Lawmakers Side with Duke Energy, Opposing Solar
North Carolina is falling behind when it comes to solar energy. Duke energy and politicians in Raleigh are why we are one of only 7 states that bans individuals from selling excess electricity that rooftop systems generate. Our politicians need to understand that solar power is the future. The industry is giving people jobs and helping the environment. We need to work harder to help it!
But we're also one of just seven states - all in the South - that ban individuals from selling excess electricity that rooftop systems generate. This makes home solar installations more expensive and less attractive as a home-improvement investment, especially since electric rates here are much cheaper than in most other parts of the country. Only 7 percent of North Carolina's solar capacity comes from small, household or business installations.

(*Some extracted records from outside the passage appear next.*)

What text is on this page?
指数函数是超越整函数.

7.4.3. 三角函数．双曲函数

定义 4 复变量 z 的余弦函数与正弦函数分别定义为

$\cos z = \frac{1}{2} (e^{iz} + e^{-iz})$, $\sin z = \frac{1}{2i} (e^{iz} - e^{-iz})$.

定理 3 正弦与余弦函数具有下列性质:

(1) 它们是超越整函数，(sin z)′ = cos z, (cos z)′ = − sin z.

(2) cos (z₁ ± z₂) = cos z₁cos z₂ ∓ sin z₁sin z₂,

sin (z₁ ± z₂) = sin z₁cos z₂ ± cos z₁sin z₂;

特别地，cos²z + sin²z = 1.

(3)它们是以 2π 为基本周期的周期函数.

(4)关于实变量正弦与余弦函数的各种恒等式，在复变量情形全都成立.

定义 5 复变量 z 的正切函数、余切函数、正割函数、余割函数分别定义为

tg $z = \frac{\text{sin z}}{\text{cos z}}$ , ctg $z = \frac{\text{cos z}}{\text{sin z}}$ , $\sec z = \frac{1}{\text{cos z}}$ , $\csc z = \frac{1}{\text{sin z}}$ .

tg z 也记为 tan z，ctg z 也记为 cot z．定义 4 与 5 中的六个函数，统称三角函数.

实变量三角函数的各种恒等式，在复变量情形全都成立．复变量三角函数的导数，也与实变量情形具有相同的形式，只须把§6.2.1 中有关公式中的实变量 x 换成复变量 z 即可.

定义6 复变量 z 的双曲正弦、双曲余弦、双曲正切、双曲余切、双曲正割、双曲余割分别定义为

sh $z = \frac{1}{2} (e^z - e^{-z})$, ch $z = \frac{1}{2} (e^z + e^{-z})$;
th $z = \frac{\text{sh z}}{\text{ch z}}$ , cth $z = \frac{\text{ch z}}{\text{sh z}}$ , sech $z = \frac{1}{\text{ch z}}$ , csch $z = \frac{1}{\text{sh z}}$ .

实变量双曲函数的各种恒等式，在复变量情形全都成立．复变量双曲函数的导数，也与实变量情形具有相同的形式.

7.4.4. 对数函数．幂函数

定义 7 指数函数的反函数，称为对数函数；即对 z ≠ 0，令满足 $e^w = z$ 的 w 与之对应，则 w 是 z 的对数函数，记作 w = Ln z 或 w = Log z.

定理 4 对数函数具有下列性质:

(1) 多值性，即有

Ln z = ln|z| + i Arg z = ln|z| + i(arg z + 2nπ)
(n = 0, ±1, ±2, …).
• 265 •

State Rep. John Szoka, a Fayetteville Republican, filed a bill last year that would have allowed "third-party" energy sales to encourage the growth of home-based solar. But his bill never got out of committee, and he doesn't expect it will in this year's short session. The principal reason was intense opposition from the power industry, including Duke Energy, the largest electricity supplier in the state and the biggest electric utility in the country.
That needs to change. Solar is one of the big power supplies of the future. The industry is developing rapidly, and costs are plunging. This state has become a national leader in solar development, and that is creating thousands of jobs and helping keep beleaguered farmers afloat with lease payments for solar farms.